Fenomena ini disebut resistensi antibiotik, yang diperkirakan akan menjadi salah satu tantangan terbesar di Abad 21.

 

Tapi ada kabar baik: berbagai organisasi, pemerintahan, inovator, dan ilmuwan di seluruh dunia tengah mencari jalan keluar dari masalah ini. Berikut ini beberapa metode yang dipakai dalam perjuangan melawan resistensi antibiotik.

BAKTERI MELAWAN BAKTERI

Jika obat-obatan telah gagal, kenapa tidak memakai bakteri untuk melawan bakteri?

Beberapa perusahaan bioteknologi berupaya memanfaatkan pemahaman yang terus berkembang tentang mikrobioma manusia, yaitu mikroba ‘baik’ yang hidup di dalam tubuh manusia. Mikroba tersebut menyokong sistem kekebalan tubuh kita, mencegah infeksi, dan mengatur metabolisme.

Pemahaman tentang mikrobioma dapat membantu pengembangan obat jenis baru yang melawan superbug – infeksi yang kebal terhadap obat, dan diperkirakan menewaskan lebih banyak orang daripada kanker pada 2050.

Vedanta Biosciences di Cambridge, Massachusetts, ialah perusahaan yang mendasarkan pengembangan obatnya pada anggapan bahwa banyak bakteri menyebabkan infeksi karena mikrobioma dalam tubuh pasien telah terkuras akibat penggunaan antibiotik berlebihan. Vedanta memanfaatkan penelitian tentang mikrobioma di seluruh dunia untuk mengidentifikasi bakteri ‘baik’ yang bisa mereka kemas dalam pil – solusi yang bisa ditelan dan kemudian merangsang sistem kekebalan tubuh.

“Terapi berbasis mikrobioma, misalnya konsorsium bakteri, ialah alternatif untuk antibiotik. Kita perlu mencari cara baru untuk mengobati infeksi yang tidak cenderung menyebabkan resistensi dan tidak merusak mikrobiota sehingga membuat pasien rawan terinfeksi kembali,” kata CEO Vedanta Bernat Olle.

Namun perlu dicatat bahwa para ilmuwan belum seutuhnya memahami mikrobioma manusia. Meski demikian, penelitian tentang itu sedang berkembang pesat dan Vedanta hampir mencapai tahapan uji klinis untuk dua produk obatnya. Jika obat-obatan itu ampuh, mereka dapat memberi dampak berarti pada perjuangan melawan infeksi.

SEMIKONDUKTOR MINI

Ide ini digagas para peneliti di Universitas Colorado, Boulder, yang mengembangkan titik kuantum untuk mengubah energi matahari menjadi bahan bakar. Titik kuantum merupakan semikonduktor berbentuk kristal kecil, yang biasa digunakan dalam pembuatan ponsel dan komputer. (Sebutan “kecil” sebenarnya masih belum cukup. Menurut peneliti UC Prashant Nagpal, “Perbandingan titik kuantum dengan sehelai rambut kira-kira seperti perbandingan satu blok di dalam kota dengan seluruh planet Bumi.”)

 

Foto: SCIENCE PHOTO LIBRARY
Titik kuantum membantu penelitian kanker, seperti ditunjukkan dalam gambar ini, tapi mereka juga digunakan untuk melawan superbug yang kebal antibiotik.

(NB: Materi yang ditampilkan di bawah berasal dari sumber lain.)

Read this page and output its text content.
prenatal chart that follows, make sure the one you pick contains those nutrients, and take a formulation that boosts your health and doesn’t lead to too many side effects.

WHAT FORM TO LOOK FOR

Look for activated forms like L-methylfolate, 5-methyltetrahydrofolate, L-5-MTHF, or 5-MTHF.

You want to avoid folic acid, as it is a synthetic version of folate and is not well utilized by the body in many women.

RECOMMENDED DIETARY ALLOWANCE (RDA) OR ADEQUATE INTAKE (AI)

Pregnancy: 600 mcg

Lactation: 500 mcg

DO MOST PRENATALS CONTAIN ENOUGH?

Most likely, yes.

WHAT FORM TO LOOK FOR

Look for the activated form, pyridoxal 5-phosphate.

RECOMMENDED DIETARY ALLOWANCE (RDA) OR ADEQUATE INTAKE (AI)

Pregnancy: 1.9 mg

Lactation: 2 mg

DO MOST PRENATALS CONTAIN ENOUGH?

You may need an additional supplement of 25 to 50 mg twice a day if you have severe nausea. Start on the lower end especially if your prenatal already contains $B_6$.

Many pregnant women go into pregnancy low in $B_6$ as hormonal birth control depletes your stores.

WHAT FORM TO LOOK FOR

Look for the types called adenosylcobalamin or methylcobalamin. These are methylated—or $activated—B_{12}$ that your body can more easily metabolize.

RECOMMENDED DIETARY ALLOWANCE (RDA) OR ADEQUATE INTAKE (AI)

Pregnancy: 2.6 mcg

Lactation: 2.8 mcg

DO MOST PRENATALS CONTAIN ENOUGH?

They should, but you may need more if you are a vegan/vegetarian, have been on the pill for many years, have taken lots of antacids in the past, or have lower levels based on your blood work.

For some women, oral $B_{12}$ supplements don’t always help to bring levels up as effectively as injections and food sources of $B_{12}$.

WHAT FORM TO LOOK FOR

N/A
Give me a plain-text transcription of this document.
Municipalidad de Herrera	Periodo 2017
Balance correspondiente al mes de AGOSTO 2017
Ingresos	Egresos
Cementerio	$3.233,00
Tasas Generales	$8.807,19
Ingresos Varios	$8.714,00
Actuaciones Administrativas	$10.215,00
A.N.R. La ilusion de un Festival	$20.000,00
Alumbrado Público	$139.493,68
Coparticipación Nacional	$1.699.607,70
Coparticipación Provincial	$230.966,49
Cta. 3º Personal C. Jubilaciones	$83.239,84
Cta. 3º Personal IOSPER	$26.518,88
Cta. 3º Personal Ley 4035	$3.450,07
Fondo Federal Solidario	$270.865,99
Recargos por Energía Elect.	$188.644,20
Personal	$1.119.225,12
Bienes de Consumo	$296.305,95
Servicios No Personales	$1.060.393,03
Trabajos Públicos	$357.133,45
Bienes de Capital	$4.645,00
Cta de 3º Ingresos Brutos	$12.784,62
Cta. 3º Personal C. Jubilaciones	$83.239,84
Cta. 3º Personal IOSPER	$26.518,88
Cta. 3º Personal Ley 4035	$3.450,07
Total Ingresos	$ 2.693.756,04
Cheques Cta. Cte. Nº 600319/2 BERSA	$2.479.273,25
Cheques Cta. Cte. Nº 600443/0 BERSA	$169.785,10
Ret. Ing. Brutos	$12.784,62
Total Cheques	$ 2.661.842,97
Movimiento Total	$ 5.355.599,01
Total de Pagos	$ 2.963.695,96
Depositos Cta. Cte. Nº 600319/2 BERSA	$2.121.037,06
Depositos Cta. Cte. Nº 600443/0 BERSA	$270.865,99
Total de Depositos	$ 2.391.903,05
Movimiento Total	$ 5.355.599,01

Bersama kolega Anushree Chattertrjee, yang mengembangkan terapi baru untuk pengobatan dengan antibiotik, Nagpal menduga-duga apakah titik kuantum yang peka terhadap cahaya itu dapat digunakan untuk melawan superbug. Hasilnya ialah wujud baru titik kuantum yang dapat menyasar bakteri secara selektif.

“Titik-titik ini bisa ada di mana-mana, dan ketika dikembangkan sepenuhnya sebagai terapi, mereka bisa diaktifkan dengan cahaya untuk membersihkan infeksi pada hewan atau manusia tanpa membunuh sel inang,” kata Nagpal. Saat diaktifkan, titik kuantum melepas zat beracun dalam kadar yang pas sehingga membunuh sel bakteri tanpa membahayakan sel inangnya.

Ketika diuji dalam kultur sel, titik kuantum tidak memengaruhi sel manusia sehat. Dan paparan cahaya yang dibutuhkan untuk mengaktifkan titik tersebut tidak banyak: lampu ruangan atau sinar matahari sudah cukup (atau lampu LED yang difokuskan untuk merawat infeksi yang lebih parah).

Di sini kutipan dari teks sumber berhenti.